Hi @qxcv, I had a few questions on the data I was hoping you could answer.

First, under data/processed/demos I see only two folders (dm_control, magical) and a 1kb file for procgen - do you know why this might be the case? I don't seem to have Minecraft, Atari, or Procgen, although I mostly care about Procgen.

image

And also, could you explain what the difference between data/processed/demos and data/processed/random is?

Thanks!

qxcv commented 2 years ago

Hi @bchen0, where did you download the data from? I might have accidentally made the archiver skip symlinks, or something like that, in which case I should re-upload it!

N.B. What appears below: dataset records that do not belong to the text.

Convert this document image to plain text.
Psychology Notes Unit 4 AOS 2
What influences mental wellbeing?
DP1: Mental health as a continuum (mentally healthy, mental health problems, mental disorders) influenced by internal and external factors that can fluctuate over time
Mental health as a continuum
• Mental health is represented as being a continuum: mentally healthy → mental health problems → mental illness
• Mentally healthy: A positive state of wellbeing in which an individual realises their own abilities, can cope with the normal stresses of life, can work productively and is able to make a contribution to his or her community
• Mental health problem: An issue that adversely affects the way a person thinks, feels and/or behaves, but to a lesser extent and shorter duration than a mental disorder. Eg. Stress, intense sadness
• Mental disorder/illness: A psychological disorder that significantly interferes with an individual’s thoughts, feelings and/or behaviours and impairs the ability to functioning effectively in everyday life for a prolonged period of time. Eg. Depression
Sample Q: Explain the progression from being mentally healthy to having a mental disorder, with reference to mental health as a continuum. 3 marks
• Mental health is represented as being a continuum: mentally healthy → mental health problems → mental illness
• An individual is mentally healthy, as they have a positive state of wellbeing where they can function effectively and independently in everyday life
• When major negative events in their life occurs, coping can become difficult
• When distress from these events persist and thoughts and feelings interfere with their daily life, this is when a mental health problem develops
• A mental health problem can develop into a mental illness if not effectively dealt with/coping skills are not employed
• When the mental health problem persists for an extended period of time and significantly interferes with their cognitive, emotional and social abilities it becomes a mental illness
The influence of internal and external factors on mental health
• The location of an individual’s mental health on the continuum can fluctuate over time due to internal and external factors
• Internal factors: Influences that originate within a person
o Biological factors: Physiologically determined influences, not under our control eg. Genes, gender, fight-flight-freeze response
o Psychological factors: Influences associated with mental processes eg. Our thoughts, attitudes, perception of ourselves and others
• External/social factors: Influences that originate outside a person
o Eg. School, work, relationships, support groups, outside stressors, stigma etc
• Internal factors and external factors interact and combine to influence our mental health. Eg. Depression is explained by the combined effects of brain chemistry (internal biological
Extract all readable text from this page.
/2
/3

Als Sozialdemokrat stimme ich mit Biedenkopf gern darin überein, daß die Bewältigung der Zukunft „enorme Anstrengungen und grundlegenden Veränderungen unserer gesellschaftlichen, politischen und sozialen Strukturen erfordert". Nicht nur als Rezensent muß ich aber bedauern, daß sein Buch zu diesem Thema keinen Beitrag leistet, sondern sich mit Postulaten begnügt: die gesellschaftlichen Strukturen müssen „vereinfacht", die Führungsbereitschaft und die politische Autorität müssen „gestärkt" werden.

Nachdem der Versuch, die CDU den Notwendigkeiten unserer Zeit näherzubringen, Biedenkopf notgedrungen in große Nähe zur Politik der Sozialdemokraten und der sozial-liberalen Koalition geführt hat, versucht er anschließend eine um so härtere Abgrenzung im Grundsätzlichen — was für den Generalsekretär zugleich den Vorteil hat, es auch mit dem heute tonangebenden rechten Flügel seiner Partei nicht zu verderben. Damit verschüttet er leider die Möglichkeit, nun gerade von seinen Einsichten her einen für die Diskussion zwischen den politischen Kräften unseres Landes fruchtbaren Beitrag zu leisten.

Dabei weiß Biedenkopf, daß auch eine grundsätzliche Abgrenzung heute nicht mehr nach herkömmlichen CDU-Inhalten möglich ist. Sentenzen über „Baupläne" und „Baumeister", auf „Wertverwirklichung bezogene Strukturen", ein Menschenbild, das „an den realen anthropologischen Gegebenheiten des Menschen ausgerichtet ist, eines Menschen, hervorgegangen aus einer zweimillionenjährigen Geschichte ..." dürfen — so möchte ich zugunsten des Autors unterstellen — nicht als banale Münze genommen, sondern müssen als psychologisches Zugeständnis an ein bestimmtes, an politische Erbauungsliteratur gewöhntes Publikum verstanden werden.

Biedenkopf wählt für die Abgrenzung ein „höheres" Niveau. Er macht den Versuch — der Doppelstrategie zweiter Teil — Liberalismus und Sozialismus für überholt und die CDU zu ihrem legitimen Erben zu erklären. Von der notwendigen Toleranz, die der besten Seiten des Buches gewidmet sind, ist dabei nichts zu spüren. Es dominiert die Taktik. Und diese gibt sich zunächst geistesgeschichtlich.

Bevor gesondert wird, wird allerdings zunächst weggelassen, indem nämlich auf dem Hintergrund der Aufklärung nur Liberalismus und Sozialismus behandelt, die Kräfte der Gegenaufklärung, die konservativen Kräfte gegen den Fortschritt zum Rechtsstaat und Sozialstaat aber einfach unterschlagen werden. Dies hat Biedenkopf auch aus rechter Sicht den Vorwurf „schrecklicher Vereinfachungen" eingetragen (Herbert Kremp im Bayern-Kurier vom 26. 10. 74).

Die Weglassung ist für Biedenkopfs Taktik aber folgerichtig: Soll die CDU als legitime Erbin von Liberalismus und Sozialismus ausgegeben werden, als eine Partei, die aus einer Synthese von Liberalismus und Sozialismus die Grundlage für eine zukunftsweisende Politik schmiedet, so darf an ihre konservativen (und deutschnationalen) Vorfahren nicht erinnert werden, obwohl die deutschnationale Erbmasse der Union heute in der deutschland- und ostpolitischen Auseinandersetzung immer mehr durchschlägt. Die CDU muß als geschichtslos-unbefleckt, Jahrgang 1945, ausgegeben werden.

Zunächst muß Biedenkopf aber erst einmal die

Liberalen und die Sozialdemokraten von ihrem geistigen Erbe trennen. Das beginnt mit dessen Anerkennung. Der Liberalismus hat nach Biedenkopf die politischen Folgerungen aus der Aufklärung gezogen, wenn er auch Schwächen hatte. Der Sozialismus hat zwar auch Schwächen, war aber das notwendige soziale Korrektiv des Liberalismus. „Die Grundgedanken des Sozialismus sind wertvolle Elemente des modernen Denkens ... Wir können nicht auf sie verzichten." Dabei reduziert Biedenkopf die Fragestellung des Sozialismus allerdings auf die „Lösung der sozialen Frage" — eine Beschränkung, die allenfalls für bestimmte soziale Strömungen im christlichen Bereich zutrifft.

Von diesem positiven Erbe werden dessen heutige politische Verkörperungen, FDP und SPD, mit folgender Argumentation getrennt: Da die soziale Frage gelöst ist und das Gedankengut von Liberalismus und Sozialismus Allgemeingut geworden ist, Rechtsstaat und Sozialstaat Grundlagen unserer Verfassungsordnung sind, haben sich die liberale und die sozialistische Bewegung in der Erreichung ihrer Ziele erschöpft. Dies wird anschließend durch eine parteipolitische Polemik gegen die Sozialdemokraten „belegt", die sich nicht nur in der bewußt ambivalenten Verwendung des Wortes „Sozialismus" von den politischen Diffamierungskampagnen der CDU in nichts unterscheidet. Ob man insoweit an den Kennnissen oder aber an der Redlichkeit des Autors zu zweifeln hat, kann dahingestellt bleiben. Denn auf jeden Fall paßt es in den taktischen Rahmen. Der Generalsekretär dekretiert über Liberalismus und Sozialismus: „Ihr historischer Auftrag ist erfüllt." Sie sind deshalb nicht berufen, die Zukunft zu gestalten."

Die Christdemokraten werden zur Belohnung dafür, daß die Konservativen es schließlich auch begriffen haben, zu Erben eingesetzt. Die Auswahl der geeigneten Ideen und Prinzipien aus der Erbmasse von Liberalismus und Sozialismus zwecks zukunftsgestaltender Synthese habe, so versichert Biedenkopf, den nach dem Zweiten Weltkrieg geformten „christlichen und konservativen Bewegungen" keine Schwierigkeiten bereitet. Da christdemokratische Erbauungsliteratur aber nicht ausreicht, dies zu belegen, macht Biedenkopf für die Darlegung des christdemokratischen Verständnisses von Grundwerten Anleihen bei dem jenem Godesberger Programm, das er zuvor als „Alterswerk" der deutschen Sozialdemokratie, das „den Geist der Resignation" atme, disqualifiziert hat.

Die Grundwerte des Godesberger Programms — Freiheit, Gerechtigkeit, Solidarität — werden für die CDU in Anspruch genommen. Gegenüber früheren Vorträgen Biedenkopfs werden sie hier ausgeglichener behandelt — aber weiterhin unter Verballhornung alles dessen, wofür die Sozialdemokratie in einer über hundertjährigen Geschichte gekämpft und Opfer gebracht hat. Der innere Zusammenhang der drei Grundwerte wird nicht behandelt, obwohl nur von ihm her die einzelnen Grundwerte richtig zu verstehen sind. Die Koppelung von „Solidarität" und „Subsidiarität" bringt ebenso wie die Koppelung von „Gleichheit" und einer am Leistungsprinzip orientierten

The /demos folder is for expert (either human or RL) demonstrations. The /random folder is for random rollouts (we use a saved random rollouts file instead of making new random rollouts each time to make the training process a little less stochastic).

bchen0 commented 2 years ago

I downloaded it from here: https://berkeley.app.box.com/s/8yo3yyyh0h2e1ay5iehbnyg4g0cm0lpe.

Thanks for the explanation on /demos and /random - makes sense!

qxcv commented 2 years ago

Okay, I checked those files and it looks like I accidentally uploaded a symlink instead of the real procgen demos. I'll make a separate archive for the missing procgen files tomorrow and upload that as well (it's late evening for me now).

qxcv commented 2 years ago

I uploaded the missing Procgen demos to Box: https://berkeley.app.box.com/s/8yo3yyyh0h2e1ay5iehbnyg4g0cm0lpe

bchen0 commented 2 years ago

Thanks - appreciate the quick response!